Herb Rothe, III, the fourth-generation owner of Rothe Florists. Rothe received a $2,000 grant from Mt. Airy CDC"s COVID-19 Relief Fund. by Sue Ann Rybak The Mt. Airy Community Development …
by Sue Ann Rybak
The Mt. Airy Community Development Corporation (Mt. Airy CDC) distributed more than $10,000 from its COVID-19 Business Relief Fund to eight businesses in Mt. Airy on April 6. Brad Copeland, Mt. Airy CDC’s executive director, said the fund was launched on March 17 to provide emergency funds for small businesses. The grants ranged from $250 to $2,000 and were awarded to the following eight businesses: Azima Therapeutic Massage; Elizabeth A. Liddell PC.; Jacobs Catering, DBA Brother Grub; The Juice Room; Kreative Scribes, LLC; Malelani Café; Queenie’s Pets and Rothe Florists.
“We are really proud of the way the Mt. Airy community stepped up in a time of crisis to donate money to businesses, who need it immediately,” said Copeland. “We are also grateful to The Cottage Bridge Foundation, who helped us reach our goal of $10,000 with a matching grant.” The Pennsylvania-based family foundation pledged matching funds up to $5,000.
With little to no revenue coming in, and expenses like rent, utilities and vendor bills, both new and old businesses are struggling to stay-a-float.
Tanesha Trippett, owner of both the new Brotherly Grub Café, 7135 Germantown Ave., and a catering business, said she just signed the lease in January when coronavirus hit shortly after.
Trippett, who trained at the Culinary Art Institute of Philadelphia, said she was doing well with her catering business and food truck and decided to invest in the café.
She never thought anything like this would happen.
“This pandemic has killed my catering business, so the café is really all I have right now, with one chef riding this wave with me,” she said.
Trippett said the majority of their business during the week comes from business owners who have shops on the Avenue or customers shopping on the Avenue. So, once commercial businesses were ordered to close, her business “pretty much stopped,” because people weren’t familiar with the café.
Unfortunately, no business was immune to the economic impact of the pandemic.

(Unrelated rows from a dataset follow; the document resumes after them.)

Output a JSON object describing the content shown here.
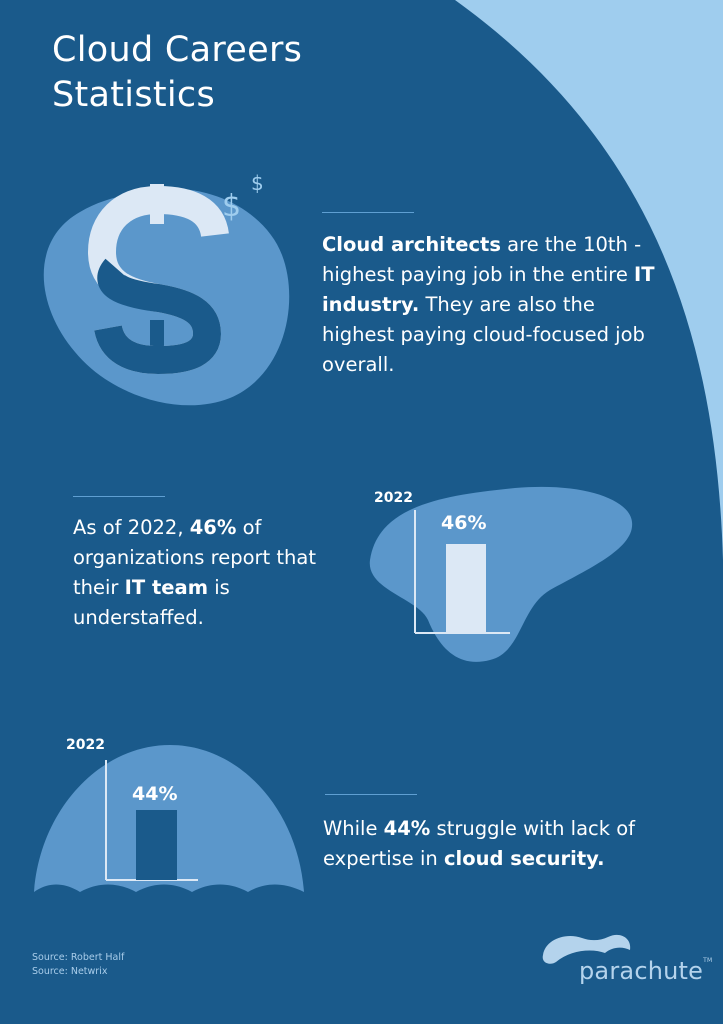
{
  "title": {
    "line1": "Cloud Careers",
    "line2": "Statistics"
  },
  "colors": {
    "background": "#1a5a8b",
    "light_blob": "#5b97cb",
    "pale_bar": "#dce8f5",
    "corner_sky": "#9fcdee",
    "rule": "#5f9fd2"
  },
  "icons": {
    "money": "dollar-sign-icon",
    "sparkle": "dollar-sign-icon",
    "logo": "parachute-icon"
  },
  "stat1": {
    "b1": "Cloud architects",
    "t1": " are the 10th -highest paying job in the entire ",
    "b2": "IT industry.",
    "t2": " They are also the highest paying cloud-focused job overall."
  },
  "stat2": {
    "t1": "As of 2022, ",
    "b1": "46%",
    "t2": " of organizations report that their ",
    "b2": "IT team",
    "t3": " is understaffed."
  },
  "stat3": {
    "t1": "While ",
    "b1": "44%",
    "t2": " struggle with lack of expertise in ",
    "b2": "cloud security."
  },
  "chart1": {
    "year": "2022",
    "value_label": "46%",
    "value": 46
  },
  "chart2": {
    "year": "2022",
    "value_label": "44%",
    "value": 44
  },
  "sources": [
    "Source: Robert Half",
    "Source: Netwrix"
  ],
  "logo": {
    "text": "parachute",
    "tm": "TM"
  }
}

Herb Rothe, III, the fourth-generation owner of Rothe Florists, which opened in Mt. Airy in 1908, said: "...not even during the Great Depression did our business have to close like this."

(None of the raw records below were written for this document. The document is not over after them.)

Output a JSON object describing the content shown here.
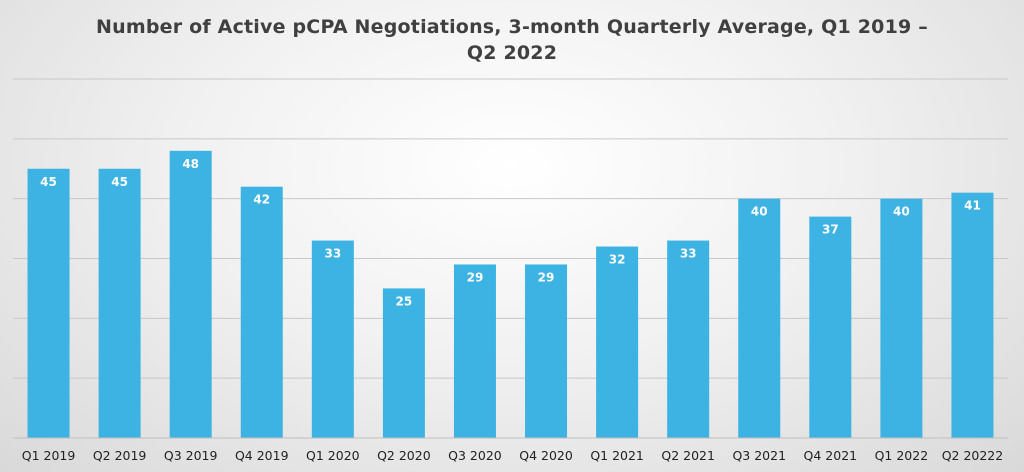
{
  "chart_data": {
    "type": "bar",
    "title": "Number of Active pCPA Negotiations, 3-month Quarterly Average, Q1 2019 – Q2 2022",
    "categories": [
      "Q1 2019",
      "Q2 2019",
      "Q3 2019",
      "Q4 2019",
      "Q1 2020",
      "Q2 2020",
      "Q3 2020",
      "Q4 2020",
      "Q1 2021",
      "Q2 2021",
      "Q3 2021",
      "Q4 2021",
      "Q1 2022",
      "Q2 20222"
    ],
    "values": [
      45,
      45,
      48,
      42,
      33,
      25,
      29,
      29,
      32,
      33,
      40,
      37,
      40,
      41
    ],
    "xlabel": "",
    "ylabel": "",
    "ylim": [
      0,
      60
    ],
    "grid": true,
    "legend": "none",
    "bar_color": "#3cb3e3"
  }
}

“It’s the first time in 112 years, we were forced to shut down for more than a couple of days,” he said. “And by forced, I mean a snowstorm or something like that.”

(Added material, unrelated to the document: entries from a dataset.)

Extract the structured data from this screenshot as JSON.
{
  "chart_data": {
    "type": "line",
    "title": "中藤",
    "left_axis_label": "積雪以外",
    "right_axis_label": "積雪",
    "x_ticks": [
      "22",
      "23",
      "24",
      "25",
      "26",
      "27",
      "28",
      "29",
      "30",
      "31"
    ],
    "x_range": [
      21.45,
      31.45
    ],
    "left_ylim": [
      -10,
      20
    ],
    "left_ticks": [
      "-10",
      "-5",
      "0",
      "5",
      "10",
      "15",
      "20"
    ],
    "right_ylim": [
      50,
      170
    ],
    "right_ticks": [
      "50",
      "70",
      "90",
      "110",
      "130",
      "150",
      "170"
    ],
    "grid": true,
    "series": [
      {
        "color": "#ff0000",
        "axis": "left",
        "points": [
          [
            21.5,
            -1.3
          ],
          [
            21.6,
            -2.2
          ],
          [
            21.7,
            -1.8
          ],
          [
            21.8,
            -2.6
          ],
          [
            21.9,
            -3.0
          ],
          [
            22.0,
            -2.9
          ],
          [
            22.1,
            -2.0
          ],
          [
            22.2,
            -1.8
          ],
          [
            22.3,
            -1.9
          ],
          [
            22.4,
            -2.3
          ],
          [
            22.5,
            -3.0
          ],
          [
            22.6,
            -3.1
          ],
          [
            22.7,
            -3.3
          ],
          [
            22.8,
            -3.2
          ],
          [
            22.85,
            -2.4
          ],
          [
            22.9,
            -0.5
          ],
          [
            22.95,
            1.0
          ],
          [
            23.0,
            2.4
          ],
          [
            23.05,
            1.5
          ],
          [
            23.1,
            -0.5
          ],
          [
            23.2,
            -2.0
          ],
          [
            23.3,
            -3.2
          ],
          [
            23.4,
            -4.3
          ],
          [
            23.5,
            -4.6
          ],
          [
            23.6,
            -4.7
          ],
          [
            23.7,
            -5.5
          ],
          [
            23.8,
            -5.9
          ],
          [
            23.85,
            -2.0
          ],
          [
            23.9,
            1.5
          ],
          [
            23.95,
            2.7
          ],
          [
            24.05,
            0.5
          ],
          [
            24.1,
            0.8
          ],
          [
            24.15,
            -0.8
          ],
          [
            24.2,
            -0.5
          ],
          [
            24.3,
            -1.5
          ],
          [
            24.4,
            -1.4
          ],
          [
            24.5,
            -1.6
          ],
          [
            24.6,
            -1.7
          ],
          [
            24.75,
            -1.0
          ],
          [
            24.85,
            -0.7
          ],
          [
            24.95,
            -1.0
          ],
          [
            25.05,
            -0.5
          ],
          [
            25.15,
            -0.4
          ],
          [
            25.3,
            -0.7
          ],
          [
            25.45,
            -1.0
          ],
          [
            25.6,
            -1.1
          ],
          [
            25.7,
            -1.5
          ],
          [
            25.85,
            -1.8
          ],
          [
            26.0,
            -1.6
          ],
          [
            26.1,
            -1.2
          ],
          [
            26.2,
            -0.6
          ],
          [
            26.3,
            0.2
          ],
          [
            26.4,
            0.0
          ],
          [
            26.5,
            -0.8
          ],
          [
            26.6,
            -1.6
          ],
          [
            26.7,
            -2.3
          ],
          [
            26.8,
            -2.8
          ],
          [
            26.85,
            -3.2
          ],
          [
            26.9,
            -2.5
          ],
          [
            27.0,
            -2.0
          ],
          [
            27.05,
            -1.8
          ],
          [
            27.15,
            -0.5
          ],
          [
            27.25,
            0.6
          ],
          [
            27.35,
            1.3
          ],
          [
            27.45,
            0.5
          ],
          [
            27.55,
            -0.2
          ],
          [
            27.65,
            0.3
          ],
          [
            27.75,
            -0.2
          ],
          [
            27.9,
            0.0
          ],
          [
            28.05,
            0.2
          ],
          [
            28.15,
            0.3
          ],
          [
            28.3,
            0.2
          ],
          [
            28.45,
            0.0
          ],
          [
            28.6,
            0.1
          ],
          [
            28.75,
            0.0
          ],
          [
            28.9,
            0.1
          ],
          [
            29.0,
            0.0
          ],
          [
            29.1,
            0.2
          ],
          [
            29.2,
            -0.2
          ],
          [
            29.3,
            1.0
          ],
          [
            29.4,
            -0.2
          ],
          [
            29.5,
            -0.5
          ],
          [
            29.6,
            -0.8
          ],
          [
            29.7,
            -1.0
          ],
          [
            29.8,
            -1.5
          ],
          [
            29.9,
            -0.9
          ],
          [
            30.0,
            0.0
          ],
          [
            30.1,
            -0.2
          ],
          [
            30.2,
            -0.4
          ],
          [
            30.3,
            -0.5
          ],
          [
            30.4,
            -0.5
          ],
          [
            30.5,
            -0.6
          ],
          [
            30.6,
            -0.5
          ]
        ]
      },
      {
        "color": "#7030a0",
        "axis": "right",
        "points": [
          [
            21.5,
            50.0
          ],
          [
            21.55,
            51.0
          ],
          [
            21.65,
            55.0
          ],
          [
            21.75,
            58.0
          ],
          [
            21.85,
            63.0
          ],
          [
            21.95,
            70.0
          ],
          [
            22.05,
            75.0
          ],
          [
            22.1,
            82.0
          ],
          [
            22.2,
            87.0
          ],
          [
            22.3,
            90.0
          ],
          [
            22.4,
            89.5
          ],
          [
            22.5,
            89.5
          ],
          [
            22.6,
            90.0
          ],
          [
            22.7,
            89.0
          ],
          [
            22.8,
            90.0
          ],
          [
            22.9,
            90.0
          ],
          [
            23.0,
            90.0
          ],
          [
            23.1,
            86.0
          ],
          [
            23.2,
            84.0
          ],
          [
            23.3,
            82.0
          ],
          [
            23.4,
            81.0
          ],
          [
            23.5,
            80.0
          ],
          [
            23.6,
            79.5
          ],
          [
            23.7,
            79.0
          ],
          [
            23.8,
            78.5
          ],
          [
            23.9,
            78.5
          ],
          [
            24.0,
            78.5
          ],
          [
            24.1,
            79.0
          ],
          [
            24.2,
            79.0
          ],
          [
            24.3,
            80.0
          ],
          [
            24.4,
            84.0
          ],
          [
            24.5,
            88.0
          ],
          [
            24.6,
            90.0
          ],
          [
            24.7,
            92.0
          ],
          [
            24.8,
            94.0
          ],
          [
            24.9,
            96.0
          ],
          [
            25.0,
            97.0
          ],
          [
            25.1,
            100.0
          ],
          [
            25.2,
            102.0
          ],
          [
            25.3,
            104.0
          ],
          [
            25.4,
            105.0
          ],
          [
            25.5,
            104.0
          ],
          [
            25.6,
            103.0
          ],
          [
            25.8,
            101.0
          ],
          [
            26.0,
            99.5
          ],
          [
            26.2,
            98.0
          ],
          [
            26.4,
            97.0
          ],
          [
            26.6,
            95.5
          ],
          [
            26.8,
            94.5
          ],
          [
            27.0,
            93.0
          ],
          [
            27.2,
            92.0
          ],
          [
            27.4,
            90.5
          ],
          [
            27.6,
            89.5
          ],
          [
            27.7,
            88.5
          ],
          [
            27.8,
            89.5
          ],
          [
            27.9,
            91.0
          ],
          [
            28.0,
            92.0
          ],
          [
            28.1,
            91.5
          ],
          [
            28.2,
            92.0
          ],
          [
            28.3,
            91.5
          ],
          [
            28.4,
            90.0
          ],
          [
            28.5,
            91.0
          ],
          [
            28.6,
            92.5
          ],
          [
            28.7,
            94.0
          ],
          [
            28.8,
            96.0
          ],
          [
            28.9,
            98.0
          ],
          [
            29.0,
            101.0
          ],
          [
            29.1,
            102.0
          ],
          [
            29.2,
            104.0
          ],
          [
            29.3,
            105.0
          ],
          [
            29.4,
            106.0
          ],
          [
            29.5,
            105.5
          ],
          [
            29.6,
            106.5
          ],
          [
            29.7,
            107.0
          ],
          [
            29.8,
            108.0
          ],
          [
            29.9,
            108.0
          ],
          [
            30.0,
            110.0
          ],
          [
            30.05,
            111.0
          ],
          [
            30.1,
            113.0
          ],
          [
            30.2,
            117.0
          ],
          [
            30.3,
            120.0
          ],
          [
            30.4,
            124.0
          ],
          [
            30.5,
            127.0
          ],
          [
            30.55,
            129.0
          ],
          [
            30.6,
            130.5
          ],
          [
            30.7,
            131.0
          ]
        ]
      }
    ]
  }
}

With all Pennsylvania schools ordered to remain closed until the end of the academic year, the news that there would be no high school proms was not only heartbreaking for hundreds of thousands of seniors, but another economic blow to businesses – especially florists.
So, Rothe said he was thrilled when he learned he received a $2,000 grant from Mt. Airy CDC. He said the award came "at the perfect time," because the store is only running at "about 40 % of sales for this time of year."
“The Mt. Airy CDC is really going to bat for their small businesses in Mt. Airy,” he said. “We know it’s a challenge for everyone out there. We are very fortunate to be in such a tightly knit community that does support its local businesses.”
Rothe said the funds allowed them to pay some bills and utilities. It’s the only money he has received so far. Rothe applied for the Philadelphia grant and the Economic Disaster Injury Loan through Small Business Administration but hasn't heard anything back yet.
For now, Rothe said the store is focusing on serving the community the best way they can. For the first time in 30 years, they are selling vegetables and herbs. Now that kids are off from school, parents are looking for something to do with their kids. Rothe suggests buying their Sunflower and Basil Garden Grow Kit. It comes with everything you need.
As Copeland, Mt. Airy CDC executive director said, investing in small business not only helps the economy but allows communities to grow.
“All these businesses are really important to the fabric of the community,” he said. “Our goal is to help them survive during this period of shut-down. So, when everything is lifted eventually. They have a chance to get back to operating in what hopefully will be something of a normal environment. I don’t think anybody wants to wake-up and find out the entire commercial corridor in the small business environment in any neighborhood is completely wiped out.”